In [None]:
# Initialize Otter
import otter
grader = otter.Notebook("hw04.ipynb")

# Homework 04: Functions, Histograms, and Groups

**Helpful Reference:**
* [Python Reference](https://www.data8.org/sp22/python-reference.html). Cheat sheet of helpful array & table methods used in this course!

**Reading**: 
* [Visualizing Numerical Distributions](https://inferentialthinking.com/chapters/07/2/Visualizing_Numerical_Distributions.html) 
* [Functions and Tables](https://inferentialthinking.com/chapters/08/Functions_and_Tables.html)

For all problems that you must write explanations and sentences for, you **must** provide your answer in the designated space. Moreover, throughout this homework and all future ones, please be sure to not re-assign variables throughout the notebook! For example, if you use `max_temperature` in your answer to one question, do not reassign it later on. Otherwise, you will fail tests that you thought you were passing previously!
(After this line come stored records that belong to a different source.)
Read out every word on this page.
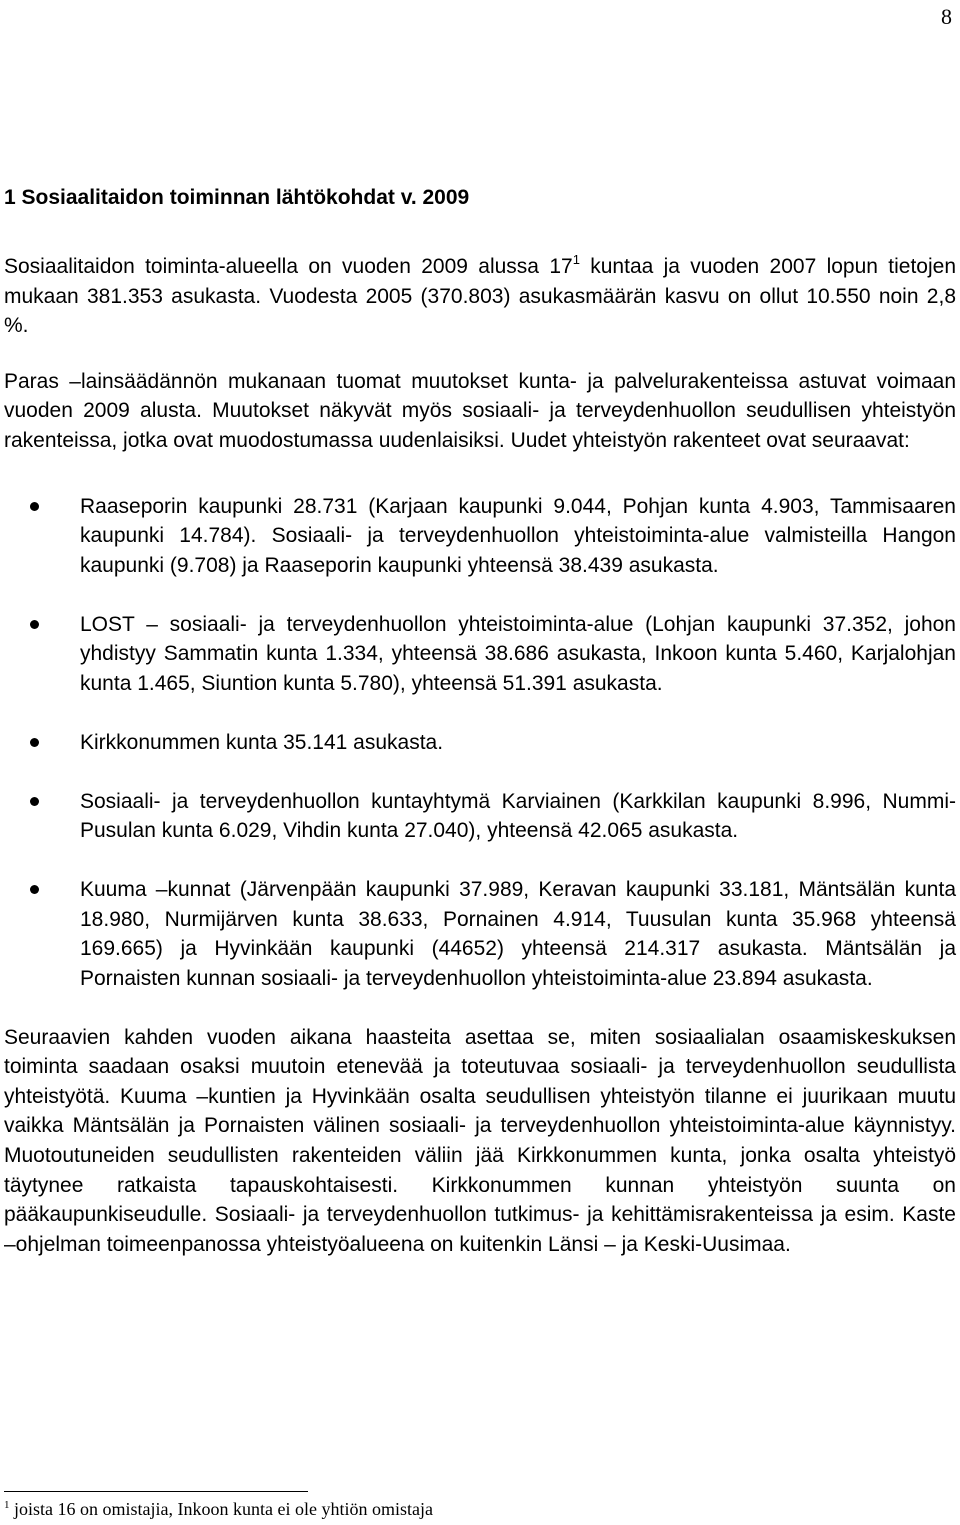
8
1 Sosiaalitaidon toiminnan lähtökohdat v. 2009

Sosiaalitaidon toiminta-alueella on vuoden 2009 alussa $17^1$ kuntaa ja vuoden 2007 lopun tietojen mukaan 381.353 asukasta. Vuodesta 2005 (370.803) asukasmäärän kasvu on ollut 10.550 noin 2,8 %.

Paras –lainsäädännön mukanaan tuomat muutokset kunta- ja palvelurakenteissa astuvat voimaan vuoden 2009 alusta. Muutokset näkyvät myös sosiaali- ja terveydenhuollon seudullisen yhteistyön rakenteissa, jotka ovat muodostumassa uudenlaisiksi. Uudet yhteistyön rakenteet ovat seuraavat:

Raaseporin kaupunki 28.731 (Karjaan kaupunki 9.044, Pohjan kunta 4.903, Tammisaaren kaupunki 14.784). Sosiaali- ja terveydenhuollon yhteistoiminta-alue valmisteilla Hangon kaupunki (9.708) ja Raaseporin kaupunki yhteensä 38.439 asukasta.
LOST – sosiaali- ja terveydenhuollon yhteistoiminta-alue (Lohjan kaupunki 37.352, johon yhdistyy Sammatin kunta 1.334, yhteensä 38.686 asukasta, Inkoon kunta 5.460, Karjalohjan kunta 1.465, Siuntion kunta 5.780), yhteensä 51.391 asukasta.
Kirkkonummen kunta 35.141 asukasta.
Sosiaali- ja terveydenhuollon kuntayhtymä Karviainen (Karkkilan kaupunki 8.996, Nummi-Pusulan kunta 6.029, Vihdin kunta 27.040), yhteensä 42.065 asukasta.
Kuuma –kunnat (Järvenpään kaupunki 37.989, Keravan kaupunki 33.181, Mäntsälän kunta 18.980, Nurmijärven kunta 38.633, Pornainen 4.914, Tuusulan kunta 35.968 yhteensä 169.665) ja Hyvinkään kaupunki (44652) yhteensä 214.317 asukasta. Mäntsälän ja Pornaisten kunnan sosiaali- ja terveydenhuollon yhteistoiminta-alue 23.894 asukasta.

Seuraavien kahden vuoden aikana haasteita asettaa se, miten sosiaalialan osaamiskeskuksen toiminta saadaan osaksi muutoin etenevää ja toteutuvaa sosiaali- ja terveydenhuollon seudullista yhteistyötä. Kuuma –kuntien ja Hyvinkään osalta seudullisen yhteistyön tilanne ei juurikaan muutu vaikka Mäntsälän ja Pornaisten välinen sosiaali- ja terveydenhuollon yhteistoiminta-alue käynnistyy. Muotoutuneiden seudullisten rakenteiden väliin jää Kirkkonummen kunta, jonka osalta yhteistyö täytynee ratkaista tapauskohtaisesti. Kirkkonummen kunnan yhteistyön suunta on pääkaupunkiseudulle. Sosiaali- ja terveydenhuollon tutkimus- ja kehittämisrakenteissa ja esim. Kaste –ohjelman toimeenpanossa yhteistyöalueena on kuitenkin Länsi – ja Keski-Uusimaa.

$^1$ joista 16 on omistajia, Inkoon kunta ei ole yhtiön omistaja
**Note: This homework has hidden tests on it. Additional tests will be run once your homework is submitted for grading. While you may pass all the tests you have access to before submission, you may not earn full credit if you do not pass the hidden tests as well.**. 

Many of the tests you have access to before submitting only test to ensure you have given an answer that is formatted correctly and/or you have given an answer that *could* make sense in context. For example, a test you have access to while completing the assignment may check that you selected a valid choice for a multiple choice problem (1, 2, or 3) or that your answer is an integer between 0 and 50 if asked to count a subset of states in the United States. The tests that are run after submission will evaluate your work for accuracy. **Do not assume that just because all your tests pass before submission means that your answers are correct!**

Consult with your teacher and course syllabus for information and policies regarding appropriate collaboration with other students, appropriate use of AI tools, and submission of late work.

In [None]:
# Don't change this cell; just run it. 
import numpy as np
from datascience import *

import matplotlib
%matplotlib inline
import matplotlib.pyplot as plt
plt.style.use('fivethirtyeight')

## 1. Burrito-ful San Diego

Eunice, Ciara, and Kanchana are trying to use Data Science to find the best burritos in San Diego! Their friends Jessica and Sonya provided them with two comprehensive datasets on many burrito establishments in the San Diego area taken from (and cleaned from): https://www.kaggle.com/srcole/burritos-in-san-diego/data. You can find the full data set in the folder of this assignment, named `burrito.csv`.

## `ratings.csv`
The following cell reads in a table called `ratings` which contains names of burrito restaurants, their Yelp rating, Google rating, as well as their overall rating. The `Overall` rating is not an average of the `Yelp` and `Google` ratings, but rather it is the overall rating from the customers that were surveyed in the study above. 

In [None]:
ratings = Table.read_table("ratings.csv")
ratings

## `burritos_types.csv`

The following cell reads in a table called `burritos_types` which contains names of burrito restaurants in San Diego, their menu items, and the cost of the respective menu item at the restaurant when this data was collected in 2018.

In [None]:
burritos_types = Table.read_table("burritos_types.csv").drop(0)
burritos_types

### Question 1.1

It would be easier if we could combine the information in both tables. Assign `burritos` to the result of joining the two tables together, so that we have a table with the ratings for every menu item from every restaurant. **Each menu item will have the same rating as the restaurant that made it.** This is not perfect way to score individual menu items, but it is an assumption we will make because it is the best we can do with the data we have.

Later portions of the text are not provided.